Este esclarecimento foi avançado pelo Banco Central Europeu (BCE), numa resposta à agência Bloomberg que volta a escrever sobre a transferência de uma parte da dívida para o banco mau, o BES. A decisão deixou furiosos os investidores internacionais que assim perdem milhões com o fim dos pagamentos que estavam a ser realizados pelo Novo Banco.

No comunicado em que justifica a medida, o Banco de Portugal nunca refere o envolvimento do BCE no processo, assumindo a responsabilidade pela determinação que concluiu a resolução do Banco Espírito Santo, um caso que foi pioneiro na aplicação das regras europeias de resolução bancária. Remete sim, para os compromissos assumidos no quadro da reestruturação do Novo Banco junto da Direção-Geral da Concorrência europeia.

“Esta medida é necessária para assegurar que, conforme estipulado no regime de resolução, os prejuízos do Banco Espírito Santo, S.A. são absorvidos, em primeiro lugar, pelos acionistas e pelos credores daquela instituição e não pelo sistema bancário ou pelos contribuintes.

A seleção das referidas emissões de obrigações fundamentou-se em razões de interesse público e teve em vista salvaguardar a estabilidade financeira e assegurar o cumprimento das finalidades da medida de resolução aplicada ao Banco Espírito Santo, S.A.”

O Banco de Portugal não explica contudo porque decidiu antecipar a aplicação de medidas para recapitalizar o Novo Banco para o final do ano passado, quando o prazo dado pelo BCE para reforçar os rácios de capital e cumprir os requisitos europeus era de vários meses.

Também esta quarta-feira, fontes citadas pela Bloomberg dão conta de que o governo português terá manifestado oposição à decisão tomada pelo Banco de Portugal de transferir as responsabilidades com dívida sénior no valor de quase dois mil milhões de euros para o BES.

Esta informação tem por base declarações que terão sido proferidas pelo secretário de Estado do Tesouro numa reunião recente com investidores internacionais em Londres.

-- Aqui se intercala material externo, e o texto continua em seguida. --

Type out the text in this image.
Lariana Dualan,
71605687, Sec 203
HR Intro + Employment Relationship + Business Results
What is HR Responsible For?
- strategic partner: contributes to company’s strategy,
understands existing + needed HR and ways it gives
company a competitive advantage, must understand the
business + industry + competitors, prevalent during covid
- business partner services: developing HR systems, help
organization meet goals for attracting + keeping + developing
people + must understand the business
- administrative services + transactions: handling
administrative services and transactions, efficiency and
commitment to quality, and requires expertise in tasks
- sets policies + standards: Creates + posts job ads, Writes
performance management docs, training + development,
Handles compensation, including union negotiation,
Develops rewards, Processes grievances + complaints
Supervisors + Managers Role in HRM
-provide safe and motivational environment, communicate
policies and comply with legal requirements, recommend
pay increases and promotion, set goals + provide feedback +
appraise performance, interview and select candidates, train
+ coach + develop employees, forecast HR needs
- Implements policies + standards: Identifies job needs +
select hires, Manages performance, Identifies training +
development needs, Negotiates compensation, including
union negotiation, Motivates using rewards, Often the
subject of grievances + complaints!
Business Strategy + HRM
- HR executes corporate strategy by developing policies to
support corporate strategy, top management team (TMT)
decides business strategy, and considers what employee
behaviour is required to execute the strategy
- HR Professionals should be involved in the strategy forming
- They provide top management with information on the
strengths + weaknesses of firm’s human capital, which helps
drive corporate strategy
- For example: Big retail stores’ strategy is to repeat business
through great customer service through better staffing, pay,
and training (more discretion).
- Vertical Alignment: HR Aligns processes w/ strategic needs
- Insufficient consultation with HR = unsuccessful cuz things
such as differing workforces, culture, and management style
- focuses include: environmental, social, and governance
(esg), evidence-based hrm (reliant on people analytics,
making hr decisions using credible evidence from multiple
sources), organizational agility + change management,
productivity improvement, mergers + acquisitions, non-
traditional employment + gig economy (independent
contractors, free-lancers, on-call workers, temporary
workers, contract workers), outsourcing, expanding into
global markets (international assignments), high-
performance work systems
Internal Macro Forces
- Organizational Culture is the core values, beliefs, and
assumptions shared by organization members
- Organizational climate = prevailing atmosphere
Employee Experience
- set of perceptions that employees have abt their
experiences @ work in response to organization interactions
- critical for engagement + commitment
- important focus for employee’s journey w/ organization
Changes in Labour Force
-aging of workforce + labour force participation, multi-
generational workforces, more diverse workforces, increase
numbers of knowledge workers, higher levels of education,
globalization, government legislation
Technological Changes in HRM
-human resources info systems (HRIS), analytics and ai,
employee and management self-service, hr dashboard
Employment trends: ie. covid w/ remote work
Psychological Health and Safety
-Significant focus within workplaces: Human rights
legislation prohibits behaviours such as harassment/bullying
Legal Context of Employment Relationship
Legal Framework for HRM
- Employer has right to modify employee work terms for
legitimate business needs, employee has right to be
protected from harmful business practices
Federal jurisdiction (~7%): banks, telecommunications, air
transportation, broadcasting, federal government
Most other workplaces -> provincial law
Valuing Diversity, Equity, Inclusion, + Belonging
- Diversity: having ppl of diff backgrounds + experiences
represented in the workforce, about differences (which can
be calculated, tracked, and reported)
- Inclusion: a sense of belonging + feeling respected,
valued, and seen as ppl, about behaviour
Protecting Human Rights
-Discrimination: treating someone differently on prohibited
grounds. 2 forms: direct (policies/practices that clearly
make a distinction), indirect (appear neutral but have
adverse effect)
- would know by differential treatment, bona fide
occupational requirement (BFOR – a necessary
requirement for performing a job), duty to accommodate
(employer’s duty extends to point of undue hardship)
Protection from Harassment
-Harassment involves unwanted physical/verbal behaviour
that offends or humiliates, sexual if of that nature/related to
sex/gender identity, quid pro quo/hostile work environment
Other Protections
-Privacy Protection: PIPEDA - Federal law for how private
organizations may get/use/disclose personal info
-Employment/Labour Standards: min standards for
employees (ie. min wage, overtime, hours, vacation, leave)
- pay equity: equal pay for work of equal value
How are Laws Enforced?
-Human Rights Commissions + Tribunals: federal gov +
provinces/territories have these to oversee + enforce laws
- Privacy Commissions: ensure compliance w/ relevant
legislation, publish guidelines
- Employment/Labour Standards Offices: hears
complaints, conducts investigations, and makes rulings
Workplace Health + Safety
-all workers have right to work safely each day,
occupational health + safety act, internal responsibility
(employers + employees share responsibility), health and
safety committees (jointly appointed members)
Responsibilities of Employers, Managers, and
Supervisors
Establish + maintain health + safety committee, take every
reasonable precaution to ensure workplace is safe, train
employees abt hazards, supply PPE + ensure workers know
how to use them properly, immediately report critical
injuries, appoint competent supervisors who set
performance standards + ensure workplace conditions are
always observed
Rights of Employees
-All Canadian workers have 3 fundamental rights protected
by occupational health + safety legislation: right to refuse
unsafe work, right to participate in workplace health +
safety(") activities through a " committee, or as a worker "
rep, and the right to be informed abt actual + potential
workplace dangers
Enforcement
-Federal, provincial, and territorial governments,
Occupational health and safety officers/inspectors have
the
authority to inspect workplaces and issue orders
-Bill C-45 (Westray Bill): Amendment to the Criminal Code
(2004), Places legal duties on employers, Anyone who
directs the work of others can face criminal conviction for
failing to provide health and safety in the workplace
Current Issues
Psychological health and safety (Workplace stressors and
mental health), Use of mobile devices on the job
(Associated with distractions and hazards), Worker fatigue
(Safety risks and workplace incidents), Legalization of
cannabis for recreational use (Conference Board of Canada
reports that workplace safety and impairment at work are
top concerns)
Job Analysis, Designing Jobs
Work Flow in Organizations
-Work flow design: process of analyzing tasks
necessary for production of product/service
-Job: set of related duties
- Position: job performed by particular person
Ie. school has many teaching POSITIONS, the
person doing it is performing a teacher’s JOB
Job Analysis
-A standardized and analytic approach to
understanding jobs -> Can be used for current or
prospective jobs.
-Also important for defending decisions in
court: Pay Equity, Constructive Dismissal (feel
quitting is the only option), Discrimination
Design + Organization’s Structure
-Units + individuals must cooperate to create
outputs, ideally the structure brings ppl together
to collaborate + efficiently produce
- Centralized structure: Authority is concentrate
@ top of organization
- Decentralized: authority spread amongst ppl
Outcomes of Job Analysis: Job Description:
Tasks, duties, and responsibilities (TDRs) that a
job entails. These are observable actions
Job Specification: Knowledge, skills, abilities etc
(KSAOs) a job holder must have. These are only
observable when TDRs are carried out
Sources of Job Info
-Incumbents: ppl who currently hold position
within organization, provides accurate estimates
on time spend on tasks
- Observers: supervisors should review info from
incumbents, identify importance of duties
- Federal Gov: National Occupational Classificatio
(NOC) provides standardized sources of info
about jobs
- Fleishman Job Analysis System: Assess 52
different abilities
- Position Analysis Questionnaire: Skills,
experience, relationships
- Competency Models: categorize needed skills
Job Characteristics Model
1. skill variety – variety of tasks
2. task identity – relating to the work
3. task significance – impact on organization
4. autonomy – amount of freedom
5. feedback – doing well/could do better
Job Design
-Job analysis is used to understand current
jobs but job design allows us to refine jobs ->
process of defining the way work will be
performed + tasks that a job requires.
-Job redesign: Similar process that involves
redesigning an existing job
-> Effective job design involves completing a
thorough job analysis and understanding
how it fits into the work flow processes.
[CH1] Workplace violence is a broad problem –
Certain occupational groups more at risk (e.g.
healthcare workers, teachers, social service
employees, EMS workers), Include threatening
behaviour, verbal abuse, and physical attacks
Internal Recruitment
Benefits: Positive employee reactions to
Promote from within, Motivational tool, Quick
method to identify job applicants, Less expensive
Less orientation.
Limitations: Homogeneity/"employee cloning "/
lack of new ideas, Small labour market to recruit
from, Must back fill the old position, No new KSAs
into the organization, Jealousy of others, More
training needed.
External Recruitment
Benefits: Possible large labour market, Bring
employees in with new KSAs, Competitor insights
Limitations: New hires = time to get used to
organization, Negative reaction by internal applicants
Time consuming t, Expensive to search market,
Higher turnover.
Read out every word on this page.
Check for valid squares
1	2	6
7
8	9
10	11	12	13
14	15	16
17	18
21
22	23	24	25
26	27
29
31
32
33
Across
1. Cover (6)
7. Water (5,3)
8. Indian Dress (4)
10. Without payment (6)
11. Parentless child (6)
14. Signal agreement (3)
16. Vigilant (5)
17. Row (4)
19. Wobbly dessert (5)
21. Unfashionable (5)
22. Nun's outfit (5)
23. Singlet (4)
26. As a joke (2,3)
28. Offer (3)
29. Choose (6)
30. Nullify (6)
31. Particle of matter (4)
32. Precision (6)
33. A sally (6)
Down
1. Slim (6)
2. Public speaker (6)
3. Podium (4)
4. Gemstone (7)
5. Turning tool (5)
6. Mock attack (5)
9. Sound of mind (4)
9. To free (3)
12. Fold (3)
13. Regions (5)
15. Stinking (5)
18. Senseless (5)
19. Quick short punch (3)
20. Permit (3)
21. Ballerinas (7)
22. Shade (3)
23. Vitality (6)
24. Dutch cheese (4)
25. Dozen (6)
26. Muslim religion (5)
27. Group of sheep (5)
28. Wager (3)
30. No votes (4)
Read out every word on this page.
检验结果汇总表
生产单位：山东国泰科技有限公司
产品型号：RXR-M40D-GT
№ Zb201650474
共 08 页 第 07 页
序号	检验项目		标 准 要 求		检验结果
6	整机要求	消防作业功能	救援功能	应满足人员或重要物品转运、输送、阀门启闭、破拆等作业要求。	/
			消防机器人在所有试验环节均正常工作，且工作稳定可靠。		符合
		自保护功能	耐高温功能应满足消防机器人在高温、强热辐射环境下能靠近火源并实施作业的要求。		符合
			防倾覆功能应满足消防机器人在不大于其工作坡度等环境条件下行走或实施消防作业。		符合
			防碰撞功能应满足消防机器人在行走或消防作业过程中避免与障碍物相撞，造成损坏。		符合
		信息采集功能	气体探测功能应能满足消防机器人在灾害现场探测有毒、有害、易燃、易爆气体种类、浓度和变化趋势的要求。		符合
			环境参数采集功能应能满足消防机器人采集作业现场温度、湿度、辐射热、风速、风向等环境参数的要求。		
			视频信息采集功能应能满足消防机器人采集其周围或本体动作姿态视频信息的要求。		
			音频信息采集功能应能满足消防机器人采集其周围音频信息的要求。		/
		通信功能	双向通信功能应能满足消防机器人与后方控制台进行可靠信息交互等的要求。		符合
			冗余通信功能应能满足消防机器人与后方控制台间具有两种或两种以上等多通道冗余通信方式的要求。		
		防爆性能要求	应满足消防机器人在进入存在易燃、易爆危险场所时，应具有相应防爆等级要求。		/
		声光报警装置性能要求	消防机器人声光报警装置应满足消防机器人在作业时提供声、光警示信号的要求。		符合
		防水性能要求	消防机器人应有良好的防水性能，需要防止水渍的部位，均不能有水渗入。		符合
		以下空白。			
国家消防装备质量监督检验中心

Ricardo Mourinho Félix terá confessado que o governo manifestou preocupação ao Banco de Portugal pela solução que veio a ser aplicada ao Novo Banco, mas não interferiu. Em causa estaria o impacto desta decisão na credibilidade de Portugal e dos ativos financeiros portugueses nos mercados.

Até agora, as Finanças não esclareceram esta informação.